Jonathan Chait finds this Republican myth-making both irritating and satisfying. "All the candidates prefer to live in a world in which big government is crushing the American dream, and all of them lack even moderately credible specifics with which to flesh out this harrowing portrait," he says.
In the primaries, all the GOP candidates are going to agree that Obama is horrible. But in the general election, someone (presumably Clinton) will challenge them on that, and they'll be forced to grapple with the inconvenient truth. Which is, as Chait says, that we are currently experiencing something that "looks, at the moment, like peace and prosperity."
Obama inherited an economy in tatters, and he shepherded the United States through a successful recovery. The U.S. has certainly done substantially better post-crisis than Europe. Democratic economic policies appear to have worked, and so Republicans are stuck. They have to admit that things are going well.
Or do they? It's true that people in the United States are unquestionably broadly better off than they were eight years ago. But no one assesses the state of the economy broadly when they vote. They look at their own condition. They say, "Are things going well for me right now?" If the answer is yes, they are happy with the peace and prosperity. If the answer is no, they say, hey, screw this guy who caused the zombie apocalypse; let's vote someone else in.
And how many voters will be see the country as a zombie apocalypse next November? It's hard to say. No one's very good at predicting the economy a year in advance. There could be a surge in growth, or a recession. Who knows?
At the moment though, the economy is middling. Unemployment is down to around 5.1 percent, far below the 2009 high of 10 percent. But wages are still stagnant. Many of those who left the workforce in the recession haven't come back. State and local governments continue to struggle; public sector jobs have taken a hit, as have local services. In Illinois, the state’s budget crisis never ends; the Chicago school system is careening towards chaos or bankruptcy or both.
I think Obama has done pretty well in handling the economy, given GOP obstruction. I'd prefer him to end our various wars, cut the defense budget in half, end ethanol subsidies, substantially raise taxes on the wealthy, and spend the resulting bonanza to expand the social safety net and fund public sector jobs. But none of that was ever in the cards. In any case, I certainly don't trust any of the Republican candidates to do better.

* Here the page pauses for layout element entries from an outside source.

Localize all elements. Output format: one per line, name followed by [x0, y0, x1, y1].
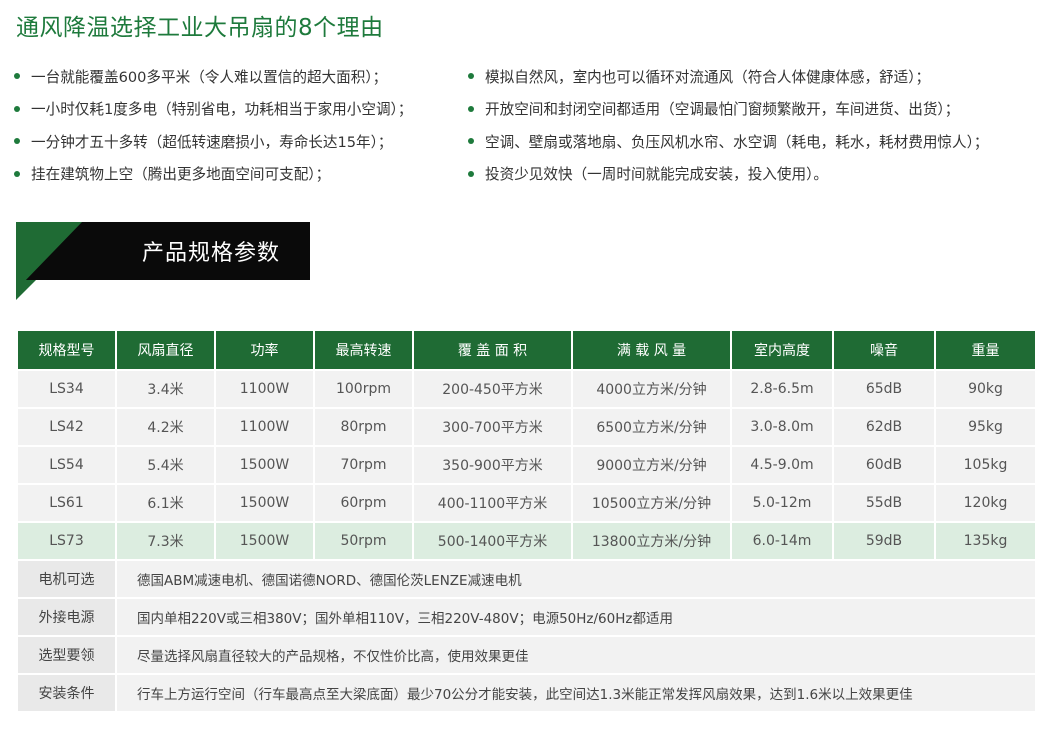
note-label: 外接电源 [16, 597, 117, 637]
table-cell: 5.4米 [115, 445, 216, 485]
table-header-cell: 重量 [934, 329, 1037, 371]
table-cell: 6.0-14m [730, 521, 834, 561]
table-cell: 10500立方米/分钟 [571, 483, 732, 523]
table-cell: LS42 [16, 407, 117, 447]
banner-accent [16, 222, 82, 280]
table-cell: 135kg [934, 521, 1037, 561]
table-cell: 5.0-12m [730, 483, 834, 523]
table-cell: 60rpm [313, 483, 414, 523]
reasons-right-column: 模拟自然风，室内也可以循环对流通风（符合人体健康体感，舒适）； 开放空间和封闭空… [468, 60, 1046, 190]
table-cell: 500-1400平方米 [412, 521, 573, 561]
table-cell: 65dB [832, 369, 936, 409]
table-cell: 100rpm [313, 369, 414, 409]
table-header-cell: 风扇直径 [115, 329, 216, 371]
bullet-icon [14, 105, 20, 112]
table-cell: 7.3米 [115, 521, 216, 561]
table-cell: 4000立方米/分钟 [571, 369, 732, 409]
reason-item: 挂在建筑物上空（腾出更多地面空间可支配）； [14, 158, 464, 191]
table-row: LS42 4.2米 1100W 80rpm 300-700平方米 6500立方米… [16, 407, 1037, 447]
section-title: 产品规格参数 [142, 241, 281, 266]
table-cell: 1500W [214, 483, 315, 523]
note-label: 选型要领 [16, 635, 117, 675]
table-cell: 62dB [832, 407, 936, 447]
table-header-cell: 规格型号 [16, 329, 117, 371]
table-cell: LS73 [16, 521, 117, 561]
table-header-cell: 最高转速 [313, 329, 414, 371]
table-cell: 1500W [214, 521, 315, 561]
table-cell: 13800立方米/分钟 [571, 521, 732, 561]
table-cell: LS54 [16, 445, 117, 485]
table-row: LS54 5.4米 1500W 70rpm 350-900平方米 9000立方米… [16, 445, 1037, 485]
table-cell: 80rpm [313, 407, 414, 447]
spec-table: 规格型号 风扇直径 功率 最高转速 覆 盖 面 积 满 载 风 量 室内高度 噪… [16, 329, 1037, 713]
reason-item: 一台就能覆盖600多平米（令人难以置信的超大面积）； [14, 60, 464, 93]
section-banner: 产品规格参数 [16, 222, 310, 300]
table-cell: 9000立方米/分钟 [571, 445, 732, 485]
note-row: 安装条件 行车上方运行空间（行车最高点至大梁底面）最少70公分才能安装，此空间达… [16, 673, 1037, 713]
banner-tail [16, 280, 36, 300]
note-row: 外接电源 国内单相220V或三相380V；国外单相110V，三相220V-480… [16, 597, 1037, 637]
table-cell: 120kg [934, 483, 1037, 523]
table-cell: 59dB [832, 521, 936, 561]
note-text: 行车上方运行空间（行车最高点至大梁底面）最少70公分才能安装，此空间达1.3米能… [115, 673, 1037, 713]
bullet-icon [14, 138, 20, 145]
table-cell: 350-900平方米 [412, 445, 573, 485]
bullet-icon [468, 105, 474, 112]
reason-item: 空调、壁扇或落地扇、负压风机水帘、水空调（耗电，耗水，耗材费用惊人）； [468, 125, 1046, 158]
table-header-row: 规格型号 风扇直径 功率 最高转速 覆 盖 面 积 满 载 风 量 室内高度 噪… [16, 329, 1037, 371]
table-cell: 4.2米 [115, 407, 216, 447]
table-cell: 90kg [934, 369, 1037, 409]
table-cell: LS34 [16, 369, 117, 409]
table-header-cell: 功率 [214, 329, 315, 371]
table-row: LS34 3.4米 1100W 100rpm 200-450平方米 4000立方… [16, 369, 1037, 409]
note-label: 安装条件 [16, 673, 117, 713]
table-cell: 300-700平方米 [412, 407, 573, 447]
note-text: 尽量选择风扇直径较大的产品规格，不仅性价比高，使用效果更佳 [115, 635, 1037, 675]
table-cell: LS61 [16, 483, 117, 523]
table-cell: 60dB [832, 445, 936, 485]
note-label: 电机可选 [16, 559, 117, 599]
table-cell: 1100W [214, 369, 315, 409]
table-cell: 105kg [934, 445, 1037, 485]
bullet-icon [468, 138, 474, 145]
table-cell: 50rpm [313, 521, 414, 561]
table-cell: 200-450平方米 [412, 369, 573, 409]
table-header-cell: 噪音 [832, 329, 936, 371]
table-header-cell: 满 载 风 量 [571, 329, 732, 371]
table-cell: 6500立方米/分钟 [571, 407, 732, 447]
table-cell: 95kg [934, 407, 1037, 447]
table-cell: 400-1100平方米 [412, 483, 573, 523]
table-cell: 55dB [832, 483, 936, 523]
note-row: 电机可选 德国ABM减速电机、德国诺德NORD、德国伦茨LENZE减速电机 [16, 559, 1037, 599]
table-cell: 1100W [214, 407, 315, 447]
table-cell: 2.8-6.5m [730, 369, 834, 409]
table-row: LS61 6.1米 1500W 60rpm 400-1100平方米 10500立… [16, 483, 1037, 523]
reason-item: 开放空间和封闭空间都适用（空调最怕门窗频繁敞开，车间进货、出货）； [468, 93, 1046, 126]
table-cell: 1500W [214, 445, 315, 485]
reasons-left-column: 一台就能覆盖600多平米（令人难以置信的超大面积）； 一小时仅耗1度多电（特别省… [14, 60, 464, 190]
table-cell: 4.5-9.0m [730, 445, 834, 485]
table-header-cell: 室内高度 [730, 329, 834, 371]
bullet-icon [468, 170, 474, 177]
reason-item: 投资少见效快（一周时间就能完成安装，投入使用）。 [468, 158, 1046, 191]
table-cell: 70rpm [313, 445, 414, 485]
page-title: 通风降温选择工业大吊扇的8个理由 [16, 15, 384, 41]
bullet-icon [14, 170, 20, 177]
table-row-highlighted: LS73 7.3米 1500W 50rpm 500-1400平方米 13800立… [16, 521, 1037, 561]
table-cell: 6.1米 [115, 483, 216, 523]
note-row: 选型要领 尽量选择风扇直径较大的产品规格，不仅性价比高，使用效果更佳 [16, 635, 1037, 675]
bullet-icon [468, 73, 474, 80]
note-text: 国内单相220V或三相380V；国外单相110V，三相220V-480V；电源5… [115, 597, 1037, 637]
reason-item: 一分钟才五十多转（超低转速磨损小，寿命长达15年）； [14, 125, 464, 158]
bullet-icon [14, 73, 20, 80]
reason-item: 模拟自然风，室内也可以循环对流通风（符合人体健康体感，舒适）； [468, 60, 1046, 93]
table-cell: 3.0-8.0m [730, 407, 834, 447]
note-text: 德国ABM减速电机、德国诺德NORD、德国伦茨LENZE减速电机 [115, 559, 1037, 599]
table-header-cell: 覆 盖 面 积 [412, 329, 573, 371]
reason-item: 一小时仅耗1度多电（特别省电，功耗相当于家用小空调）； [14, 93, 464, 126]
table-cell: 3.4米 [115, 369, 216, 409]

But if the Republicans are liars, the fact remains that Chait's "peace and prosperity" is, in itself, something of a falsehood, even if you ignore America's various ongoing drone wars. Yes, the Republican candidates are spinning fantasies about economic dystopia. But for many voters those fantasies are going to feel more viscerally true than Chait's assurances that all is well in this best of all possible Democratic administrations.